Thursday, October 22, 2009

Catholic Church May Regret Benedict's Anglican Ploy, British Writers Say

The British blog Thinking Anglicans has links today to additional U.K. commentaries on Pope Benedict's move to bring disaffected Anglican congregations into a structurally modified Roman Catholicism. Several suggest that the Catholic church will live to regret the pope's surprise, not only because its consequences were not well thought out, but also for the important players it excluded in both communions.

The Guardian editorialized that not even Archbishop of Canterbury Rowan William's supporters quite believed his press-conference remark that the Vatican's ploy was "not an act of aggression." The Guardian said the radical new policy smacked of "a move to asset-strip the Anglican communion of those bits the Vatican might find useful." The newspaper cautioned that the full impact of the policy will not be known until it is published in February. But it said the Vatican had seriously undermined Williams' efforts to hold the Anglican Communion together.

In a commentary in The Telegraph Damian Thompson said that the Anglican bishops of the United Kingdom were not the only church officials angry at being excluded from Rome's discussion. Their anger is shared by a number of Catholic bishops and theologians whom the Vatican also ignored. These included the Catholic bishops of England and Wales, regarded as too progressive to deal with conservative Anglicans directly, and even "the Vatican's own professional ecumenists in the Pontifical Council for Promoting Christian Unity."

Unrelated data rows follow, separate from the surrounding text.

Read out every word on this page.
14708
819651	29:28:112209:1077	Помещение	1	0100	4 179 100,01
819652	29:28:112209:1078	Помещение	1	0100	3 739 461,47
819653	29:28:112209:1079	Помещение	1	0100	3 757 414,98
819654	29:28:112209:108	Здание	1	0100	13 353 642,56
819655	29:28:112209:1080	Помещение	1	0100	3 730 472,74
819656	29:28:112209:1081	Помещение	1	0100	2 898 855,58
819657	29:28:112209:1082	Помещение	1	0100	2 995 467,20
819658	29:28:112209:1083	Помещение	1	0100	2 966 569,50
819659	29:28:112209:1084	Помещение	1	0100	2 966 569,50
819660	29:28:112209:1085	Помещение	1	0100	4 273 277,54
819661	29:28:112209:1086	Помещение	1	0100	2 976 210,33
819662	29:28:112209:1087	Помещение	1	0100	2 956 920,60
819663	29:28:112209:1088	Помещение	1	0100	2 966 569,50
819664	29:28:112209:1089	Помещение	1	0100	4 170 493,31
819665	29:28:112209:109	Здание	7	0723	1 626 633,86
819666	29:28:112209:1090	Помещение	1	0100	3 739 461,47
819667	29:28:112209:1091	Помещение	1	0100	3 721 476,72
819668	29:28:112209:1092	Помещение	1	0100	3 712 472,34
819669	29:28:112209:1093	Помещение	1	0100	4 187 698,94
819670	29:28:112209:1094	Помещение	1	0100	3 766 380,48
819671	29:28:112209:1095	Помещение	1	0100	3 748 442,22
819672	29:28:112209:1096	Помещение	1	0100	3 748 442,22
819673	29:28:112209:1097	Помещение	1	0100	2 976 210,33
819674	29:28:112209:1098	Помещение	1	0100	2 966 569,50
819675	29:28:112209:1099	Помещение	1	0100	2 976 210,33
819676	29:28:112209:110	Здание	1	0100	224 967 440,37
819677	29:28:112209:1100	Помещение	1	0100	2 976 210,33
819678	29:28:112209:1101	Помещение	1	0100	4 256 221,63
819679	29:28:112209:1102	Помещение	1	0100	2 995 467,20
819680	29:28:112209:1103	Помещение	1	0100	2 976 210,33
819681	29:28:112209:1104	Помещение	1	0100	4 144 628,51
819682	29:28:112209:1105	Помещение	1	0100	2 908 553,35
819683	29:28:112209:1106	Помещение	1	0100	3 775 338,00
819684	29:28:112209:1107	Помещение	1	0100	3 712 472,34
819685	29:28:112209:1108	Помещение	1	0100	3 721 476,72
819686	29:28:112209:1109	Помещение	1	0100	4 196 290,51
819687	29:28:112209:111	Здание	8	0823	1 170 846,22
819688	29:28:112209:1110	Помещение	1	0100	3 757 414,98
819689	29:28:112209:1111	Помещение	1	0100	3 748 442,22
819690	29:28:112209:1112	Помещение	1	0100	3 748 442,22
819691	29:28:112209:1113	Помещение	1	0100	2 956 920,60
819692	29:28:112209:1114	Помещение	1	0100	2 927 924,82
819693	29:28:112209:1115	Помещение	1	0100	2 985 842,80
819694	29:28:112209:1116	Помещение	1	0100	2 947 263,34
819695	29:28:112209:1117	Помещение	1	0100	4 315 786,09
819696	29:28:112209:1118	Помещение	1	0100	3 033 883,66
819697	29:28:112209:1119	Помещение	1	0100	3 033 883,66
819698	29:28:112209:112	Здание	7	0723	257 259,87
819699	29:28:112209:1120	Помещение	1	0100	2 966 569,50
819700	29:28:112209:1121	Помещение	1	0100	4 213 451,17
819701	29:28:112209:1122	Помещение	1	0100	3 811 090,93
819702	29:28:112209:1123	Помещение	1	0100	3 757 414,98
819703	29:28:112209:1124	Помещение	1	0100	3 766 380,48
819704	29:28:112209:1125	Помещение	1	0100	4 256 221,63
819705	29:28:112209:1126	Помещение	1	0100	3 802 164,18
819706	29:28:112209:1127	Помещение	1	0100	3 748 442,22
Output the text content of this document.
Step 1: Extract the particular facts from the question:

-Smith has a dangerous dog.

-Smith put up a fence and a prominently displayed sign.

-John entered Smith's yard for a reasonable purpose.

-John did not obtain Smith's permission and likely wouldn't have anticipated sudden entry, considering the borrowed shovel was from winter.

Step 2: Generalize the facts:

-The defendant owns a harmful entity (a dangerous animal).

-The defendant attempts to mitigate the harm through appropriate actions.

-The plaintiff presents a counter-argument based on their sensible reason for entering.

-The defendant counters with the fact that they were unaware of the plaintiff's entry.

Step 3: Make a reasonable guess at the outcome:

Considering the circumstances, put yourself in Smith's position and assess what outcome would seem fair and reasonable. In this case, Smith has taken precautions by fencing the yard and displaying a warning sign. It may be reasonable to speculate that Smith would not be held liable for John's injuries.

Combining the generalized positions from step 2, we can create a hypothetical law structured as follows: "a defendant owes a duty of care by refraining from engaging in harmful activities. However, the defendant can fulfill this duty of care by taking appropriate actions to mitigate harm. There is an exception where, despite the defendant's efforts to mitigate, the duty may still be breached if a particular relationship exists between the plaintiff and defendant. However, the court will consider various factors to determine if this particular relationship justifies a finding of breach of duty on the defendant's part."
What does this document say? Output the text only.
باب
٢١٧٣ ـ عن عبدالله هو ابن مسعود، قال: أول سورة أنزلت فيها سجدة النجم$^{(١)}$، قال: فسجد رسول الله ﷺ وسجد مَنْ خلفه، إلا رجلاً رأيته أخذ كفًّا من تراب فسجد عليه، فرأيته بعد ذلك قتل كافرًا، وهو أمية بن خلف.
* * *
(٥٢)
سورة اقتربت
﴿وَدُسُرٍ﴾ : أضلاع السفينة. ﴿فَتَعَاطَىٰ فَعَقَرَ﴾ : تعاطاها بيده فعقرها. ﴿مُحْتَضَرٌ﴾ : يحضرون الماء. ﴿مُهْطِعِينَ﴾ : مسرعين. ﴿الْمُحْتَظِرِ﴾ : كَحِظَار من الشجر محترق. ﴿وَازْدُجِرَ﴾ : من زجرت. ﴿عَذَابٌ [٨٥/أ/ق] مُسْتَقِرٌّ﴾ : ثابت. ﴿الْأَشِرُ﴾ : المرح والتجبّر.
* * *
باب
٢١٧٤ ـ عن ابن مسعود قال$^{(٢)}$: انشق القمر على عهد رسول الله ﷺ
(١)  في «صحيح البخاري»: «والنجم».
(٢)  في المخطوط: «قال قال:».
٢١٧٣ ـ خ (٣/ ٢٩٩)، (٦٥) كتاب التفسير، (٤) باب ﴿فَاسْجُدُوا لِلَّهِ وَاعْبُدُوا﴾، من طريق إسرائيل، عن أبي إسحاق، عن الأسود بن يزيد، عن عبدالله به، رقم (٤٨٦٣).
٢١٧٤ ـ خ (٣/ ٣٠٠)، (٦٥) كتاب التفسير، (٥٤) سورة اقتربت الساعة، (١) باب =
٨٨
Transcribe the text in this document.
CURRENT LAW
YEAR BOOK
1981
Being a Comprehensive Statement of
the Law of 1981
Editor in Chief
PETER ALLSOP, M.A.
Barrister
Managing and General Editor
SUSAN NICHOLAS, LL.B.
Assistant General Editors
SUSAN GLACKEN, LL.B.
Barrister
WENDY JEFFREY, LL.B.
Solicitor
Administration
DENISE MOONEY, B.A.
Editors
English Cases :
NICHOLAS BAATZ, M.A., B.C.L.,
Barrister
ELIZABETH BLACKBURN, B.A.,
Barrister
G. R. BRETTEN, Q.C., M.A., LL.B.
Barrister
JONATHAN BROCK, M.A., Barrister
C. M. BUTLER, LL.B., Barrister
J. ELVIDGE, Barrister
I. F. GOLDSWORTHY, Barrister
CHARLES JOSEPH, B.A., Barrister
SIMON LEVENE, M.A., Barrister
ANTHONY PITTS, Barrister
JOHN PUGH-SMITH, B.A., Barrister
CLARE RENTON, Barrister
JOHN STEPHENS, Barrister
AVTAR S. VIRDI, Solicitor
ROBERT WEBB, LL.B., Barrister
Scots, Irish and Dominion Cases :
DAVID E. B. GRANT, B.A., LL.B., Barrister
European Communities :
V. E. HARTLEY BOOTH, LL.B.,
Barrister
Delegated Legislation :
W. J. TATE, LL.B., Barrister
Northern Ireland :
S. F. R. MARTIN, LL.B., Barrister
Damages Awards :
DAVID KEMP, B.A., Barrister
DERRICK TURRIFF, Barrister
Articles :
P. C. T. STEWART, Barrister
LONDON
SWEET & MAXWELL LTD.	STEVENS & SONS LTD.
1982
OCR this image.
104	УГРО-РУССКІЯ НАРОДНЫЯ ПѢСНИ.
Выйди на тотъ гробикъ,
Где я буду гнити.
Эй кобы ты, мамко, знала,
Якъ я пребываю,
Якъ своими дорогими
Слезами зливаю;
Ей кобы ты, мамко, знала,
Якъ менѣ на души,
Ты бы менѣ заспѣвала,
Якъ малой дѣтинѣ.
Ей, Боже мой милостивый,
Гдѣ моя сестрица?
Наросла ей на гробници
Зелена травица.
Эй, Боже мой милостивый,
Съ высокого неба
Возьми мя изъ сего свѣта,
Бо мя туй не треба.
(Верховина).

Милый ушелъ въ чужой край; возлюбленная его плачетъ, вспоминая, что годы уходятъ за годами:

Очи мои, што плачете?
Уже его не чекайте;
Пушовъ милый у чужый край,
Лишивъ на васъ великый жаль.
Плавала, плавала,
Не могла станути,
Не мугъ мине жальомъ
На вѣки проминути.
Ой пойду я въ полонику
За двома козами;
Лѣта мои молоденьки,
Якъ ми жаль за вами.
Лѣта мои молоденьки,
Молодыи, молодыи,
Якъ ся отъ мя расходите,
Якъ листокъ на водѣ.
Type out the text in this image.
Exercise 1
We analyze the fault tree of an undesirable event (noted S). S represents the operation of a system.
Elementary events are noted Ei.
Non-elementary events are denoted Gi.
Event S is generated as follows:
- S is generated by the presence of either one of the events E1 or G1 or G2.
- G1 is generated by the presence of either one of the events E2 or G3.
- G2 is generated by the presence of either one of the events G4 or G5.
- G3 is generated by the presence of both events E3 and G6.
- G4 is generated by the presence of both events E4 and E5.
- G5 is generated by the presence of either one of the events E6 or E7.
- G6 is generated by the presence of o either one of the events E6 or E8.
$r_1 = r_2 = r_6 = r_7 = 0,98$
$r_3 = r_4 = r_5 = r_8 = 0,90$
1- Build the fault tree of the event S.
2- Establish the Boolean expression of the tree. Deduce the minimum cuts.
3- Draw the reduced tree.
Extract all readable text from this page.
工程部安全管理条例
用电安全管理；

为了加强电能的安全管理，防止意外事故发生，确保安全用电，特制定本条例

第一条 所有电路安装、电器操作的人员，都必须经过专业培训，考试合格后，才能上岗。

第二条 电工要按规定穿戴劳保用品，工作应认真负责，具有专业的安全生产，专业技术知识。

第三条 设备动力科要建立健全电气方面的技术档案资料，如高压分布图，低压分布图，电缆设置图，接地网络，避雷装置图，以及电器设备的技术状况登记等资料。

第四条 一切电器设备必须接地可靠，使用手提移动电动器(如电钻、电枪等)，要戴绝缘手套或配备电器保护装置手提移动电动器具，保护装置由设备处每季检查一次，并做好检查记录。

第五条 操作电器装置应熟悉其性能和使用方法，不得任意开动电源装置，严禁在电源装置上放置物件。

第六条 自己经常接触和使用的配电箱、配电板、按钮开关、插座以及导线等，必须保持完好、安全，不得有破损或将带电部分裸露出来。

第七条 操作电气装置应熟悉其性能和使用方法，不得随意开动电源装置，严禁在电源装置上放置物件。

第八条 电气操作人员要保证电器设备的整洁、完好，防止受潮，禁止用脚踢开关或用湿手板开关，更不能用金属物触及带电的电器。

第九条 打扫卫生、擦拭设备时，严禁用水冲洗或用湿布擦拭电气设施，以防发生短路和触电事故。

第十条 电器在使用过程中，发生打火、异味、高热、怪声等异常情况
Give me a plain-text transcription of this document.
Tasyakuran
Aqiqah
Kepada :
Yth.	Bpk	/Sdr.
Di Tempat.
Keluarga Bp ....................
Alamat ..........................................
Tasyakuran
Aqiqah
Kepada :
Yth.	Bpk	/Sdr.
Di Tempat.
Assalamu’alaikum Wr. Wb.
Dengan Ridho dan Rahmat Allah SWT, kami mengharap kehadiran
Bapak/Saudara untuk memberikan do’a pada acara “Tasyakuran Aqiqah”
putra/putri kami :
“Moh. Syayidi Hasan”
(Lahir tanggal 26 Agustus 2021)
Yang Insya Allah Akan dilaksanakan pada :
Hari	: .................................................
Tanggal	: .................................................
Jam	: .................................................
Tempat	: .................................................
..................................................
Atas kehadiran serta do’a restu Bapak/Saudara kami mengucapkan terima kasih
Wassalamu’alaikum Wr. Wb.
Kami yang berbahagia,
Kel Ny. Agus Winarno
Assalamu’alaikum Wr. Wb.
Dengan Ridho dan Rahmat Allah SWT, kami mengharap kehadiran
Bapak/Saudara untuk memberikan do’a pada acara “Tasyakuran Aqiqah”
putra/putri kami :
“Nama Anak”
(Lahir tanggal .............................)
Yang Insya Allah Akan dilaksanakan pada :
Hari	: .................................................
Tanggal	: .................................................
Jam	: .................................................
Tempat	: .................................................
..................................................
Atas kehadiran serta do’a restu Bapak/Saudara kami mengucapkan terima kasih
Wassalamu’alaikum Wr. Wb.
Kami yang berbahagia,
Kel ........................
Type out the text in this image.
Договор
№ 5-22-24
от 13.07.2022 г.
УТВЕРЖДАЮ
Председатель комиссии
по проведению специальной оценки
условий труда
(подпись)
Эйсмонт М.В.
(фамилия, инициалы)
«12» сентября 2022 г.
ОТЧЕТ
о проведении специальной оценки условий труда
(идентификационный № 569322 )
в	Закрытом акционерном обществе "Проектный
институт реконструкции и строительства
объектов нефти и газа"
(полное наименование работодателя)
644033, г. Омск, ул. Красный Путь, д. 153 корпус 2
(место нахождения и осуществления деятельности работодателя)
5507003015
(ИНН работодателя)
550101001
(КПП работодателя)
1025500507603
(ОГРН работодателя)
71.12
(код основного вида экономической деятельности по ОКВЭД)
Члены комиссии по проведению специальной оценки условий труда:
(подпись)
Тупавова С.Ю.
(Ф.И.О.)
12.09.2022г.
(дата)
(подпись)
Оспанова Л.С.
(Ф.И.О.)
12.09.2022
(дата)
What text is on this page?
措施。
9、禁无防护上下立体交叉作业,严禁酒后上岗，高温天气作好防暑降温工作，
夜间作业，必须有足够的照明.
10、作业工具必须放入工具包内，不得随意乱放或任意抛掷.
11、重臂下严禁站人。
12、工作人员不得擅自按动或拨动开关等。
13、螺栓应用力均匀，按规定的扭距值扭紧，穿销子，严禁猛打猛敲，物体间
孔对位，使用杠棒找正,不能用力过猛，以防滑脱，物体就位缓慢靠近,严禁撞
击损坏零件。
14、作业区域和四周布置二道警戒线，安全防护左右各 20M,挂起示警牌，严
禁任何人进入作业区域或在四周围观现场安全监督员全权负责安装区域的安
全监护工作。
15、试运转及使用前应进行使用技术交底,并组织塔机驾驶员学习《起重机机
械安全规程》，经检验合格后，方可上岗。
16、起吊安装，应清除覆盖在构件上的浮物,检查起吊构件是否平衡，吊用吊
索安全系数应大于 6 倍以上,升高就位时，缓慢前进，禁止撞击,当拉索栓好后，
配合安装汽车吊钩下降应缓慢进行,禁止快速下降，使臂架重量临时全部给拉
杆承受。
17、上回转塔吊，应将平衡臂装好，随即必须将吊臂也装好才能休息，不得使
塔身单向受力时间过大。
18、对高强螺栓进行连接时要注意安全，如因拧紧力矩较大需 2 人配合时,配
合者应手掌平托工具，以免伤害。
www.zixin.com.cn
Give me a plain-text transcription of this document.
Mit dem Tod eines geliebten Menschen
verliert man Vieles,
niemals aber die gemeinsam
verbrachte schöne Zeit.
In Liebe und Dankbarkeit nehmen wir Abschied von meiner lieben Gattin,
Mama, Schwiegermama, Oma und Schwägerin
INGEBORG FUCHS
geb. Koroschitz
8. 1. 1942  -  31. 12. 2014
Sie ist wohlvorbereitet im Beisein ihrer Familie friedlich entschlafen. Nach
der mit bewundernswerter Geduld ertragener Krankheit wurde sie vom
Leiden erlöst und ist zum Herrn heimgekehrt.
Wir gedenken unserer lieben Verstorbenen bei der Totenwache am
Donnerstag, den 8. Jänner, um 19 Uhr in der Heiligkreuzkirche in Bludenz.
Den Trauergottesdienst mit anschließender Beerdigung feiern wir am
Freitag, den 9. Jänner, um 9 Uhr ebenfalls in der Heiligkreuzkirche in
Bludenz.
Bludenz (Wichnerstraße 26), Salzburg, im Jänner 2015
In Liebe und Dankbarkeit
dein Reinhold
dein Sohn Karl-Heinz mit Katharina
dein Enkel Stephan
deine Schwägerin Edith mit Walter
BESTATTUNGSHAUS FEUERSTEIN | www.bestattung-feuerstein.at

In a commentary in The Independent Paul Vallely noted an important figure was absent when the pope's initiative was announced in Rome by Cardinal William Levada, Prefect of the Congregation for the Doctrine of the Faith: "Cardinal Walter Kasper, the President of the Pontifical Council for Promoting Christian Unity, was noticeable by his absence. The word was that the Vatican's leading ecumenists had fought the move behind the scenes – and lost." Ironically, Vallely says it was Kasper who told the last Lambeth Conference, evidently on orders from Benedict, that the moment of truth was at hand: "Cardinal Kasper told Anglican bishops that they had to choose between being a church in the first-century apostolic tradition, or one in the 16th-century reformed tradition." Vallely says Pope Benedict felt they chose the reformed tradition, and the new policy is his response.